TOR has chosen a pragmatic threat approach to this problem – it does not protect users from traffic matching, instead, it protects the overall traffic of the routing system, so attackers will not be able to simply monitor a user and all exit nodes.

However, achieving online anonymity is a problem, as attackers may watch for patterns in network traffic, with the worst case being able to control almost all of the servers to view traffic passing in, through, and out of the system.

TOR is a collection of onion routers with different functions and roles in a network during network communication, to protect the identity of the user and confidentiality of data, and also against eavesdropping and traffic analysis over the network and Internet. TOR operates with almost 900 dedicated onion routers worldwide, generating and processing 960mb/sec of bidirectional data streams (2014). To this date the onion router (TOR) and the onion routing project are funded by ONR and DARPA whereby it is still under development with probably one of the largest testing labs in the world, the Internet.
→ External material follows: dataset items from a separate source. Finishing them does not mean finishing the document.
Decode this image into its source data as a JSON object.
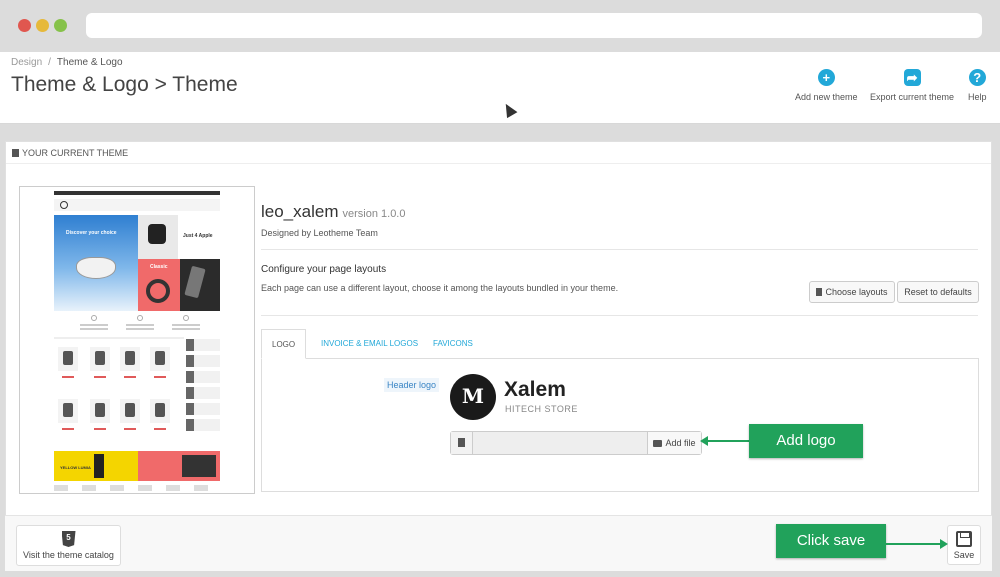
{
  "breadcrumb": {
    "parent": "Design",
    "separator": "/",
    "current": "Theme & Logo"
  },
  "page_title": "Theme & Logo > Theme",
  "toolbar": {
    "add_new_theme": "Add new theme",
    "export_current_theme": "Export current theme",
    "help": "Help",
    "icons": {
      "add": "+",
      "export": "➦",
      "help": "?"
    }
  },
  "panel": {
    "heading": "YOUR CURRENT THEME",
    "preview_texts": {
      "hero": "Discover your choice",
      "promo": "Just 4 Apple",
      "classic": "Classic",
      "yellow": "YELLOW LUMIA"
    },
    "theme": {
      "name": "leo_xalem",
      "version": "version 1.0.0",
      "designed_by": "Designed by Leotheme Team"
    },
    "layouts": {
      "title": "Configure your page layouts",
      "description": "Each page can use a different layout, choose it among the layouts bundled in your theme.",
      "choose_button": "Choose layouts",
      "reset_button": "Reset to defaults"
    },
    "tabs": [
      "LOGO",
      "INVOICE & EMAIL LOGOS",
      "FAVICONS"
    ],
    "logo_tab": {
      "field_label": "Header logo",
      "logo_mark": "M",
      "logo_name": "Xalem",
      "logo_tagline": "HITECH STORE",
      "add_file": "Add file"
    }
  },
  "callouts": {
    "add_logo": "Add logo",
    "click_save": "Click save"
  },
  "footer": {
    "catalog_button": "Visit the theme catalog",
    "catalog_icon": "5",
    "save_button": "Save"
  },
  "colors": {
    "accent": "#22a8d8",
    "callout": "#21a25b"
  }
}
It is interesting to note that DARPA funded both the project for the Internet, as mentioned in the previous segment, and also the TOR project to maneuver through the Deep Web, as mentioned in an article by Haraty & Zantout : Michael Reed, Pal Syverson and David Goldschlag from the Us Naval Research Laboratory was sponsored by the US Naval Office of Naval Research (ONR) in 1995 to continue on the work of David Chuam’s onion routing idea, and the project was funded by DARPA under the high confidence network program (Haraty & Zantout 2014). TOR is an anonymity network designed to facilitate anonymous Internet communication, and was released to the public in 2004 (Abbott 2010). To do so, they would need to find a way to tap into the Deep Web without being identified. As the Deep Web has a myriad of growing information, there would also be a growing number of users who frequent it.